Level 3: End-to-end automation of reconciliation processes as part of the larger enterprise architecture. Using the API, file transfers, matching, exports and all other key operations can be fully integrated between different systems, with all processes orchestrated from a single location. The completion of one operation triggers another and this cascade significantly reduces processing time lags, alerting about bottlenecks.
The automation of workflows and role based task management is typically critical for the financial close process. The reconciliation and certification of accounts on at least two approval levels in large dispersed organizations with balance sheets comprising hundreds of accounts requires rigorous time management and near real-time progress tracking. ReconArt makes that effortless. Once the roles, the time frames and the data feeds are put in a template, the platform take over from there. Personalized notifications are triggered to eliminate lags and install check points.
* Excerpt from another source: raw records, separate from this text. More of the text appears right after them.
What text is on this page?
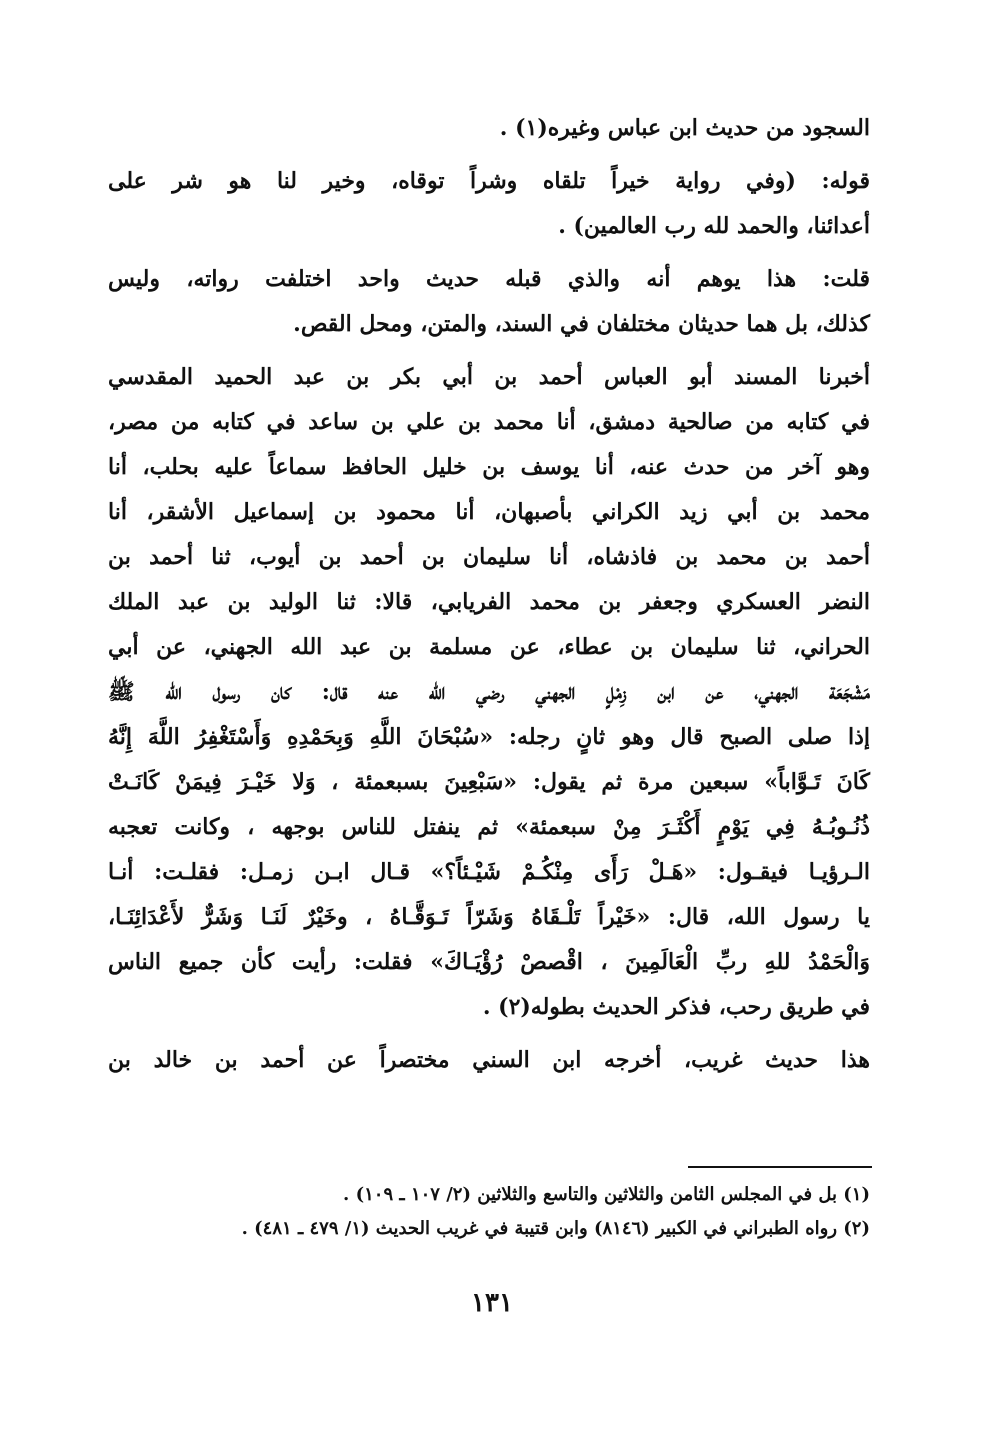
السجود من حديث ابن عباس وغيره(١) .
قوله: (وفي رواية خيراً تلقاه وشراً توقاه، وخير لنا هو شر على
أعدائنا، والحمد لله رب العالمين) .
قلت: هذا يوهم أنه والذي قبله حديث واحد اختلفت رواته، وليس
كذلك، بل هما حديثان مختلفان في السند، والمتن، ومحل القص.
أخبرنا المسند أبو العباس أحمد بن أبي بكر بن عبد الحميد المقدسي
في كتابه من صالحية دمشق، أنا محمد بن علي بن ساعد في كتابه من مصر،
وهو آخر من حدث عنه، أنا يوسف بن خليل الحافظ سماعاً عليه بحلب، أنا
محمد بن أبي زيد الكراني بأصبهان، أنا محمود بن إسماعيل الأشقر، أنا
أحمد بن محمد بن فاذشاه، أنا سليمان بن أحمد بن أيوب، ثنا أحمد بن
النضر العسكري وجعفر بن محمد الفريابي، قالا: ثنا الوليد بن عبد الملك
الحراني، ثنا سليمان بن عطاء، عن مسلمة بن عبد الله الجهني، عن أبي
مَشْجَعَة الجهني، عن ابن زِمْلٍ الجهني رضي الله عنه قال: كان رسول الله ﷺ
إذا صلى الصبح قال وهو ثانٍ رجله: «سُبْحَانَ اللَّهِ وَبِحَمْدِهِ وَأَسْتَغْفِرُ اللَّهَ إِنَّهُ
كَانَ تَـوَّاباً» سبعين مرة ثم يقول: «سَبْعِينَ بسبعمئة ، وَلا خَيْـرَ فِيمَنْ كَانَـتْ
ذُنُـوبُـهُ فِي يَوْمٍ أَكْثَـرَ مِنْ سبعمئة» ثم ينفتل للناس بوجهه ، وكانت تعجبه
الـرؤيـا فيقـول: «هَـلْ رَأَى مِنْكُـمْ شَيْـئاً؟» قـال ابـن زمـل: فقلـت: أنـا
يا رسول الله، قال: «خَيْراً تَلْـقَاهُ وَشَرّاً تَـوَقَّـاهُ ، وخَيْرٌ لَنَـا وَشَرٌّ لأَعْدَائِنَـا،
وَالْحَمْدُ للهِ ربِّ الْعَالَمِينَ ، اقْصصْ رُؤْيَـاكَ» فقلت: رأيت كأن جميع الناس
في طريق رحب، فذكر الحديث بطوله(٢) .
هذا حديث غريب، أخرجه ابن السني مختصراً عن أحمد بن خالد بن
(١) بل في المجلس الثامن والثلاثين والتاسع والثلاثين (٢/ ١٠٧ ـ ١٠٩) .
(٢) رواه الطبراني في الكبير (٨١٤٦) وابن قتيبة في غريب الحديث (١/ ٤٧٩ ـ ٤٨١) .
١٣١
The process visibility and predictability improves dramatically as a result.
New horizons
The ultimate automation dream is the human operator issuing simple voice commands which within seconds are executed by the AI with all scenarios taken into consideration and all variables and probabilities calculated. One day technology will eventually catch up on fiction. But today reconcilers need a solution that is capable of doing account reconciliation reliably, cost effectively and in a secure auditable environment.
ReconArt is a fully user-configurable platform that replicates the current process structure in the digital space. That makes the transition from analogue to digital way smoother and much more transparent becoming an essential instrument in the optimization journey. The ReconArt features and controls give a wide array of options to tune the extent of automation – what to be performed by the machine and where human intervention is requisite. Users leverage automation while preserving their autonomy as process designers and owners.